The existing model for calculating position from ITDs, which is supported by studies in birds, uses an array of neurons that receive inputs from the two ears along 'delay lines' of different lengths. The neurons fire most strongly when the two inputs arrive at the same time, which means that each of these neurons is tuned to a particular ITD. This simple and elegant system produces a topographic map of sound positions.

Brand et al. recorded neuronal activity in the medial superior olive (MSO) of the gerbil brain. Neurons in the MSO are tuned to specific ITDs and receive inputs from both ears, but the new findings suggest that they do not use a simple delay-line system to calculate sound position. Surprisingly, the MSO neurons fired most strongly at large ITDs that — because of the small size of the gerbil's head — could never occur naturally. The tuning of the neurons was arranged so that the steepest part of the tuning curve lay over the natural range of ITDs, so that biologically relevant ITDs would produce large differences in firing rate. They also showed different ITD tuning depending on their preferred frequencies — neurons that responded to high frequencies fired most strongly at short ITDs, whereas low-frequency neurons were tuned to longer ITDs.

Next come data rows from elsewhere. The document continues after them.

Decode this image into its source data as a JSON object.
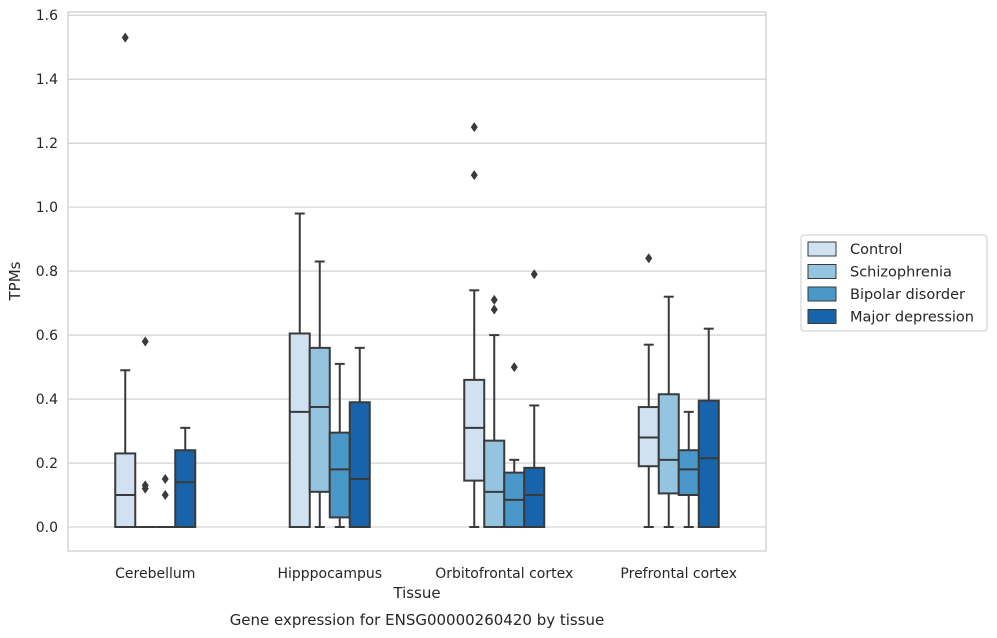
{
  "chart_data": {
    "type": "box",
    "title": "",
    "xlabel": "Tissue",
    "ylabel": "TPMs",
    "caption": "Gene expression for ENSG00000260420 by tissue",
    "ylim": [
      -0.075,
      1.61
    ],
    "yticks": [
      "0.0",
      "0.2",
      "0.4",
      "0.6",
      "0.8",
      "1.0",
      "1.2",
      "1.4",
      "1.6"
    ],
    "grid": true,
    "legend_position": "right",
    "categories": [
      "Cerebellum",
      "Hipppocampus",
      "Orbitofrontal cortex",
      "Prefrontal cortex"
    ],
    "series": [
      {
        "name": "Control",
        "color": "#d0e1f2",
        "boxes": [
          {
            "q1": 0.0,
            "median": 0.1,
            "q3": 0.23,
            "whisker_low": 0.0,
            "whisker_high": 0.49,
            "outliers": [
              1.53
            ]
          },
          {
            "q1": 0.0,
            "median": 0.36,
            "q3": 0.605,
            "whisker_low": 0.0,
            "whisker_high": 0.98,
            "outliers": []
          },
          {
            "q1": 0.145,
            "median": 0.31,
            "q3": 0.46,
            "whisker_low": 0.0,
            "whisker_high": 0.74,
            "outliers": [
              1.1,
              1.25
            ]
          },
          {
            "q1": 0.19,
            "median": 0.28,
            "q3": 0.375,
            "whisker_low": 0.0,
            "whisker_high": 0.57,
            "outliers": [
              0.84
            ]
          }
        ]
      },
      {
        "name": "Schizophrenia",
        "color": "#94c4df",
        "boxes": [
          {
            "q1": 0.0,
            "median": 0.0,
            "q3": 0.0,
            "whisker_low": 0.0,
            "whisker_high": 0.0,
            "outliers": [
              0.12,
              0.13,
              0.58
            ]
          },
          {
            "q1": 0.11,
            "median": 0.375,
            "q3": 0.56,
            "whisker_low": 0.0,
            "whisker_high": 0.83,
            "outliers": []
          },
          {
            "q1": 0.0,
            "median": 0.11,
            "q3": 0.27,
            "whisker_low": 0.0,
            "whisker_high": 0.6,
            "outliers": [
              0.68,
              0.71
            ]
          },
          {
            "q1": 0.105,
            "median": 0.21,
            "q3": 0.415,
            "whisker_low": 0.0,
            "whisker_high": 0.72,
            "outliers": []
          }
        ]
      },
      {
        "name": "Bipolar disorder",
        "color": "#4a98c9",
        "boxes": [
          {
            "q1": 0.0,
            "median": 0.0,
            "q3": 0.0,
            "whisker_low": 0.0,
            "whisker_high": 0.0,
            "outliers": [
              0.1,
              0.15
            ]
          },
          {
            "q1": 0.03,
            "median": 0.18,
            "q3": 0.295,
            "whisker_low": 0.0,
            "whisker_high": 0.51,
            "outliers": []
          },
          {
            "q1": 0.0,
            "median": 0.085,
            "q3": 0.17,
            "whisker_low": 0.0,
            "whisker_high": 0.21,
            "outliers": [
              0.5
            ]
          },
          {
            "q1": 0.1,
            "median": 0.18,
            "q3": 0.24,
            "whisker_low": 0.0,
            "whisker_high": 0.36,
            "outliers": []
          }
        ]
      },
      {
        "name": "Major depression",
        "color": "#1764ab",
        "boxes": [
          {
            "q1": 0.0,
            "median": 0.14,
            "q3": 0.24,
            "whisker_low": 0.0,
            "whisker_high": 0.31,
            "outliers": []
          },
          {
            "q1": 0.0,
            "median": 0.15,
            "q3": 0.39,
            "whisker_low": 0.0,
            "whisker_high": 0.56,
            "outliers": []
          },
          {
            "q1": 0.0,
            "median": 0.1,
            "q3": 0.185,
            "whisker_low": 0.0,
            "whisker_high": 0.38,
            "outliers": [
              0.79
            ]
          },
          {
            "q1": 0.0,
            "median": 0.215,
            "q3": 0.395,
            "whisker_low": 0.0,
            "whisker_high": 0.62,
            "outliers": []
          }
        ]
      }
    ]
  },
  "colors": {
    "line": "#3a3a3a",
    "grid": "#cccccc",
    "frame": "#cccccc"
  }
}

It seems that each neuronal 'frequency array' responds to a small range of ITDs, and that the location of a sound might be encoded by the pattern of activity across the whole MSO, rather than the place of maximal firing in a topographical map. But Brand et al. also found that inhibitory inputs, which are not involved in the traditional model, were crucial for generating the ITD sensitivity of the MSO neurons. When inhibitory transmission was blocked, the MSO neurons all fired maximally at an ITD of around 0 μs. The authors conclude that precisely timed inhibition is needed to generate the range of ITD sensitivities observed in the MSO.

It remains to be seen whether this mechanism is common to all mammals, or whether it is specific to those, like gerbils, that have very small heads and therefore experience very small ITDs. But it is clear that there is more to sound localization than meets the eye — or ear.